En Veracruz hubo un caso dramático que ocupó titulares por mucho tiempo fue la explosión La Balastrera, Nogales en el 2003, cuyo recuerdo regresa ahora con la tragedia sucedida en Hidalgo. El 5 de junio de ese año, la ruptura de dos ductos que transportaban petróleo y gas LP a la altura del poblado Cecilio Terán, conocido como La Balastrera, del municipio de Nogales, provocó un derrame de 5 mil barriles de hidrocarburo.

El líquido y el gas fugados se inflamaron, generando una explosión expansiva que quemó a más de 80 personas, de ellas seis murieron y el resto sobrevivió, pero con graves secuelas físicas.

Al menos 31 de ellas requirieron de años de terapia y rehabilitación física para sobreponerse a las heridas.
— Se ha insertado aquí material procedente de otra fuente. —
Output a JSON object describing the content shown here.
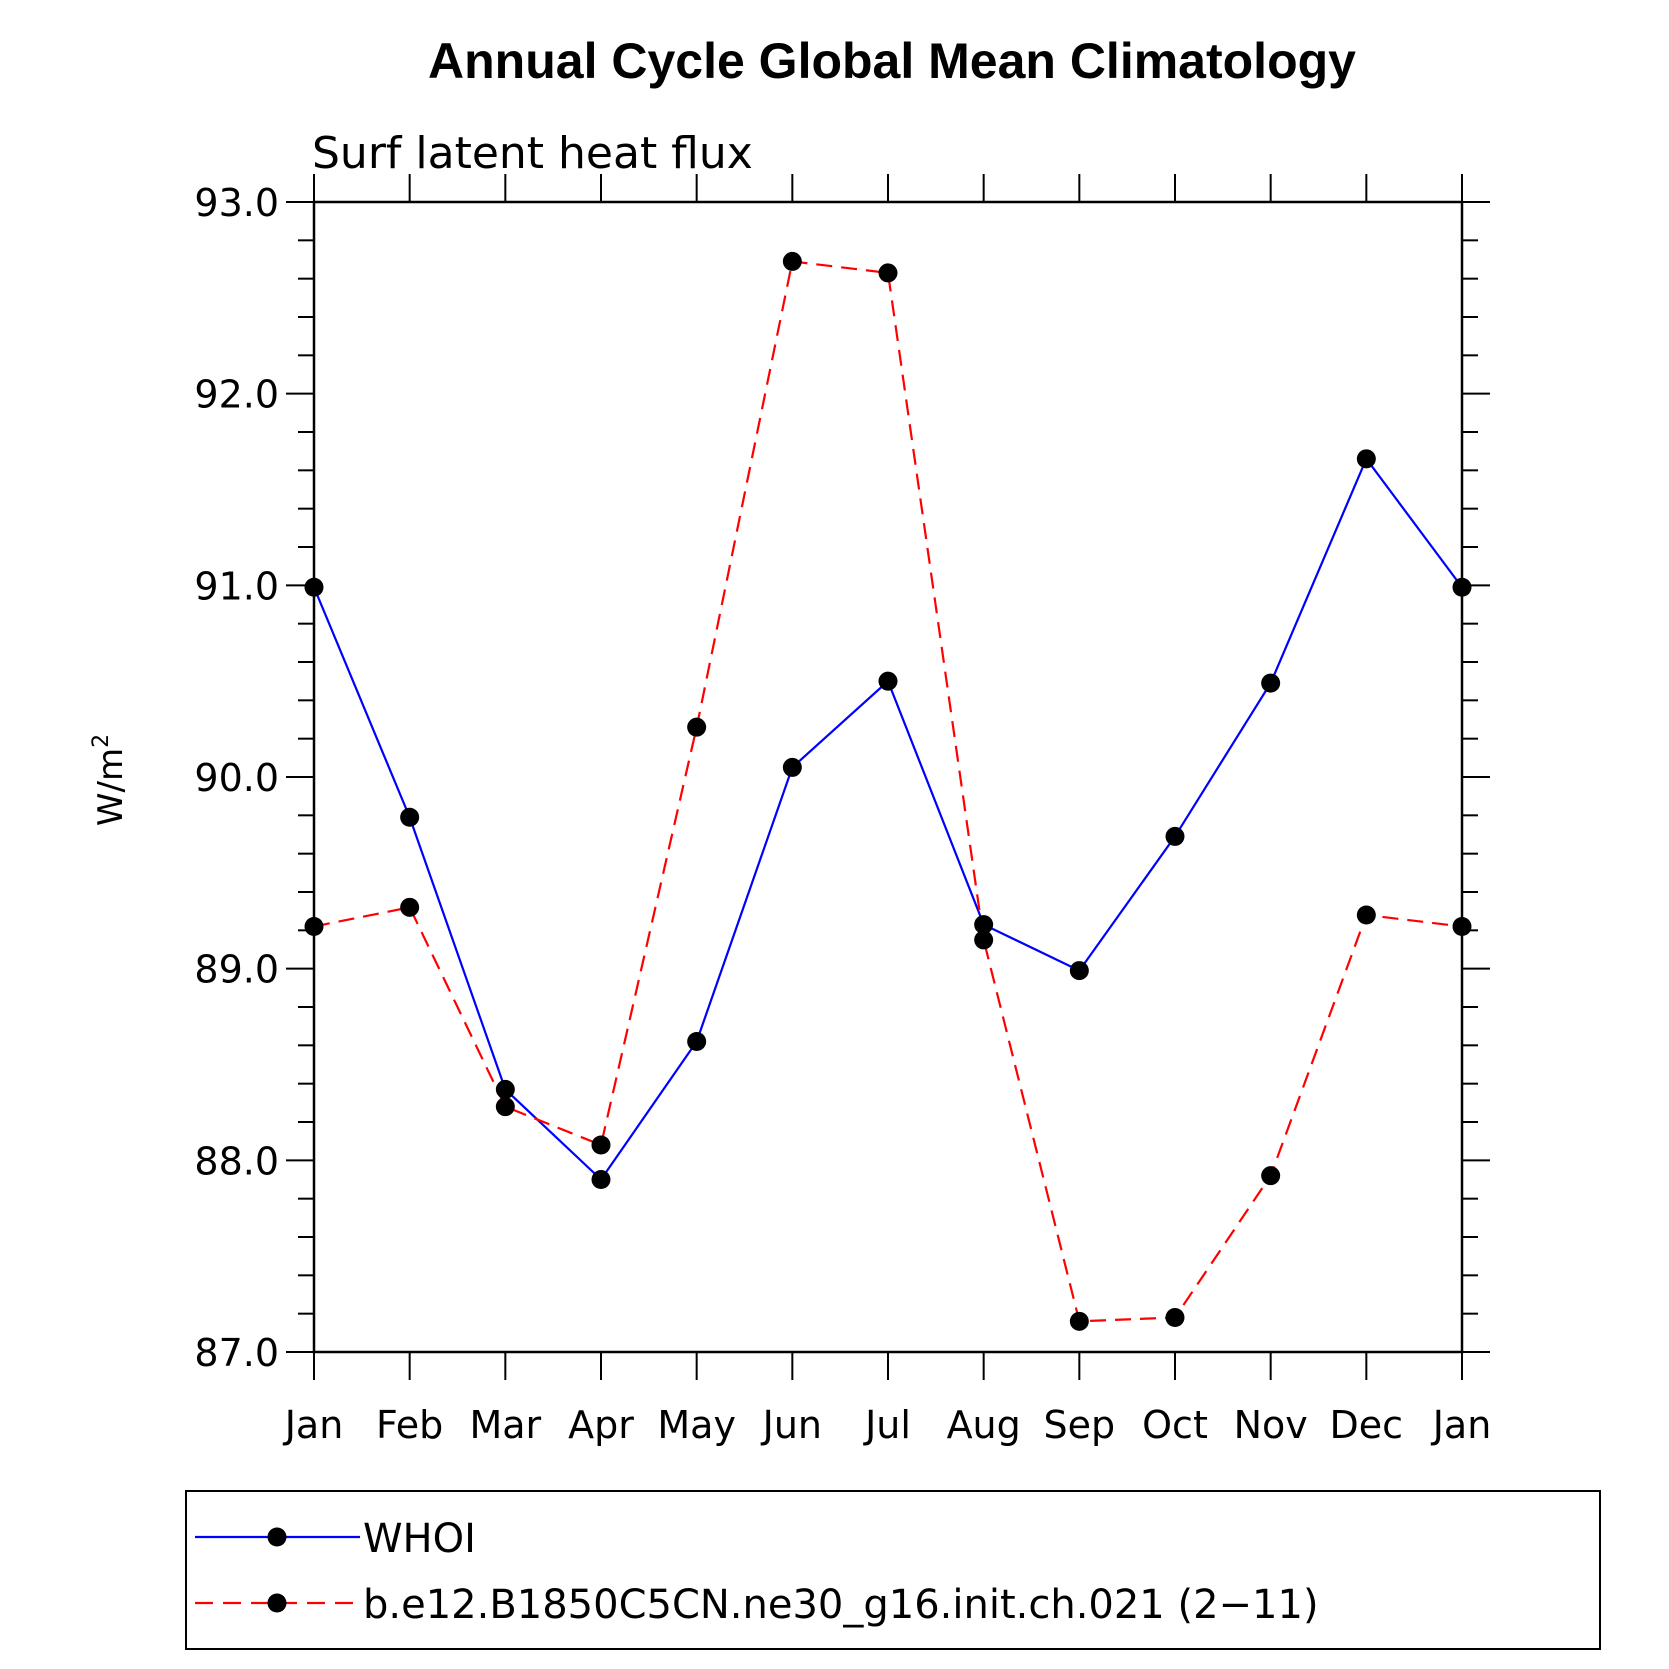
{
  "chart_data": {
    "type": "line",
    "title": "Annual Cycle Global Mean Climatology",
    "subtitle": "Surf latent heat flux",
    "ylabel": "W/m",
    "ylabel_superscript": "2",
    "xlabel": "",
    "categories": [
      "Jan",
      "Feb",
      "Mar",
      "Apr",
      "May",
      "Jun",
      "Jul",
      "Aug",
      "Sep",
      "Oct",
      "Nov",
      "Dec",
      "Jan"
    ],
    "ylim": [
      87.0,
      93.0
    ],
    "yticks": [
      "87.0",
      "88.0",
      "89.0",
      "90.0",
      "91.0",
      "92.0",
      "93.0"
    ],
    "series": [
      {
        "name": "WHOI",
        "color": "#0000ff",
        "dash": "solid",
        "values": [
          90.99,
          89.79,
          88.37,
          87.9,
          88.62,
          90.05,
          90.5,
          89.23,
          88.99,
          89.69,
          90.49,
          91.66,
          90.99
        ]
      },
      {
        "name": "b.e12.B1850C5CN.ne30_g16.init.ch.021 (2−11)",
        "color": "#ff0000",
        "dash": "dashed",
        "values": [
          89.22,
          89.32,
          88.28,
          88.08,
          90.26,
          92.69,
          92.63,
          89.15,
          87.16,
          87.18,
          87.92,
          89.28,
          89.22
        ]
      }
    ],
    "legend": "bottom"
  }
}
Rostros y cuerpos les quedaron desfigurados.

En ese grupo había diez menores de edad que se convirtieron en el símbolo de ese desastre -los llamaron ‘Los niños de la Balastrera’, ahora deben ser jóvenes y adultos, pero seguramente seguirán en tratamientos médicos para sobrellevar los estragos de la heridas.

Lo sucedido en La Balastrera fue una combinación de los imponderables fenómenos naturales y la negligencia oficial.

 La fractura de los ductos se dio por el desbordamiento del río Chiquito que atraviesa el ejido y éste a su vez obedeció a las intensas lluvias de ese año, pero también hubo un pésimo manejo de la tragedia -auxilio de las víctimas, reparación de daños y distorsionada información al público- de parte de autoridades federales y estatales.

El icono de la indolencia fue el cordobés Juan Bueno Torio, en en ese entonces era director de Pemex-Refinación, quien ante la exigencia de la ciudadanía que pedía deslindar responsabilidades en la paraestatal, los retó: “Demanden a Dios”. Por la negligencia y la desatención a las víctimas no hubo un solo castigado.

Hace dieciséis años en ese ejido se vio lo mismo que Tlahuelilpan, Hidalgo: la gente quemada, el dolor, el luto y las historias que marcan familias y comunidades para siempre.

En resumen, nadie espere justicia por lo ocurrido en Hidalgo. Eso sí, la tragedia ya es usada tanto por el gobierno como por sus detractores.

Unos lo harán para justificar el combate a los chupaductos y otros para colgarle la sospecha de que fue provocada.

Es la historia del país y no hay visos de que vaya a ser diferente en la llamada “Cuarta Transformación”.